I was surprised by the tone he conveyed especially since he was trying to impose slavery in the 21st century! I told him I could not work such hours, and every single day since I have to study. I take college at home since I cannot attend a university here nor do I have enough money to. I study from the Internet-based colleges. I still will receive a nationally accredited degree, so the prestige of an expensive college doesn't make a difference to me since I will be working in a good job once I become a citizen. I tried to reason with him as to why I couldn't work a normal shift. He just grunted over and over again how this is a 24-hour business and such. The concept of rationale did not reach his mindset. I wasn't even asking to work part time, I was just asking to work a normal 40 hour work week. Well the reason why he wanted to have me working there every day was again a matter of personal gain. Him and his wife didn't care that I was a young fellow Armenian new to this country looking for a start to my life. They just saw me as a way to save money on wages and become rich. Might I note that everyone there was receiving substandard wages and working brutally long hours.

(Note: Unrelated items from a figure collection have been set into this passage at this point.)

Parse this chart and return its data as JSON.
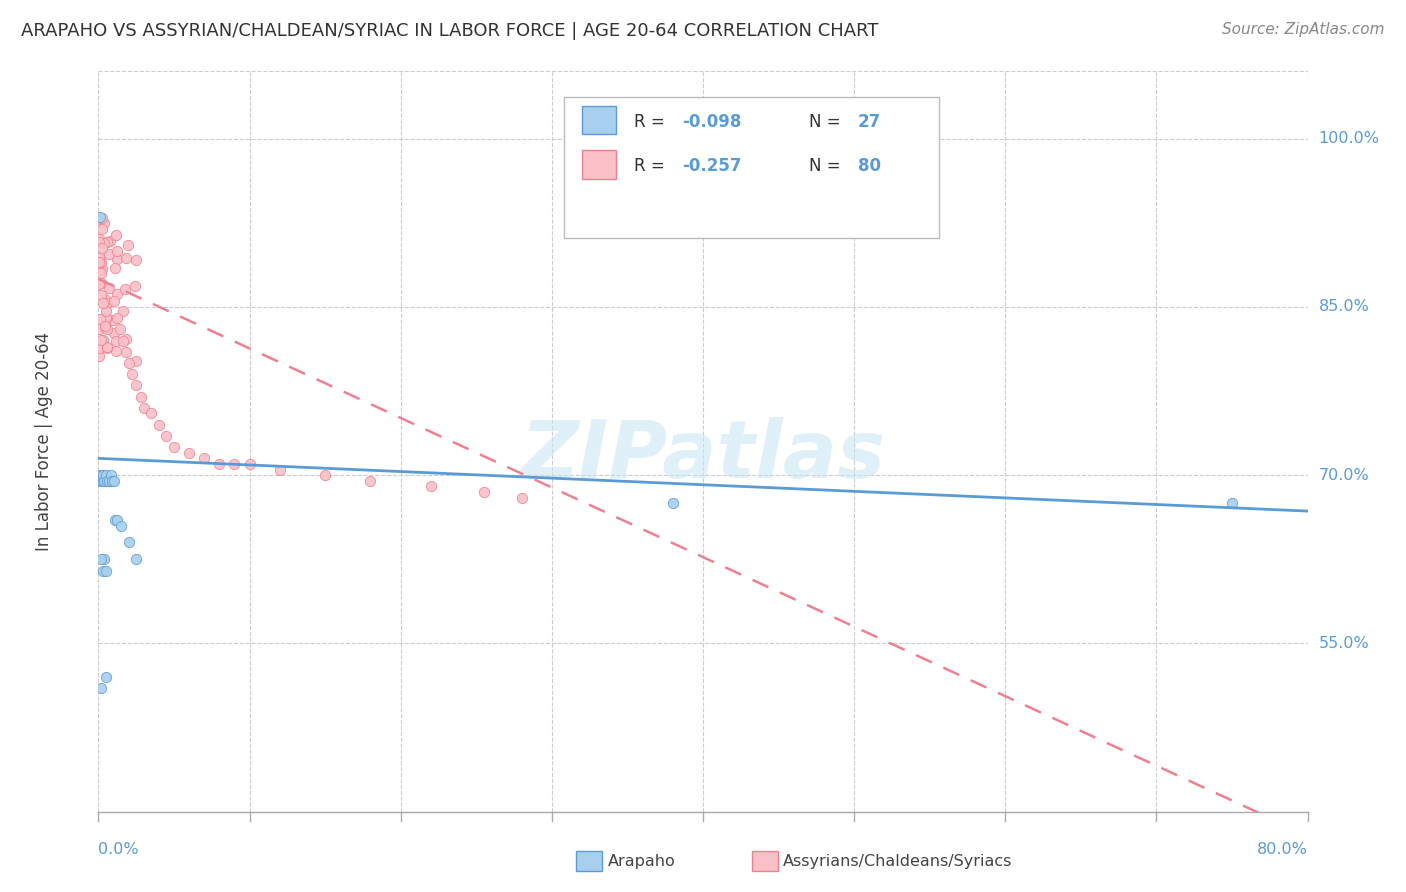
{
  "title": "ARAPAHO VS ASSYRIAN/CHALDEAN/SYRIAC IN LABOR FORCE | AGE 20-64 CORRELATION CHART",
  "source": "Source: ZipAtlas.com",
  "ylabel": "In Labor Force | Age 20-64",
  "ytick_labels": [
    "55.0%",
    "70.0%",
    "85.0%",
    "100.0%"
  ],
  "ytick_values": [
    0.55,
    0.7,
    0.85,
    1.0
  ],
  "xlim": [
    0.0,
    0.8
  ],
  "ylim": [
    0.4,
    1.06
  ],
  "color_arapaho_fill": "#A8D0EE",
  "color_arapaho_edge": "#5B9BD5",
  "color_assyrian_fill": "#F9C0C8",
  "color_assyrian_edge": "#F08090",
  "color_arapaho_line": "#5B9BD5",
  "color_assyrian_line": "#F08090",
  "background_color": "#FFFFFF",
  "grid_color": "#CCCCCC",
  "watermark": "ZIPatlas",
  "text_blue": "#5B9BD5",
  "text_dark": "#444444",
  "legend_r1": "R = ",
  "legend_v1": "-0.098",
  "legend_n1": "N = ",
  "legend_nv1": "27",
  "legend_r2": "R = ",
  "legend_v2": "-0.257",
  "legend_n2": "N = ",
  "legend_nv2": "80"
}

Armenian brotherhood washed away by capitalist greed

To conclude this writing, I would like to say that I have lost a lot of faith in the Armenian brotherhood. I feel the old honorable ways of the Armenians I was brought up to believe, were all washed away by the capitalist greed embedded within these business owners. They will stop at nothing to become rich, and even use their own people who are in need of a hand, to gain the riches they so desire. The nationalism I used to feel for being Armenian has changed drastically. I still feel that I am Armenian, but I seriously doubt the motives of most of the business owners out there. This wasn't an isolated incident. Just go to Glendale and North Hollywood and see all the Armenian shops there. See how many hours a day the poor Armenian immigrants work, and the minuscule wages they receive. They have families to support but little do their bosses care. We are led to believe that slavery was abolished more than a century ago. Why then, does the use of slavery drive the American economy forward from the shadows of horrific sweatshops?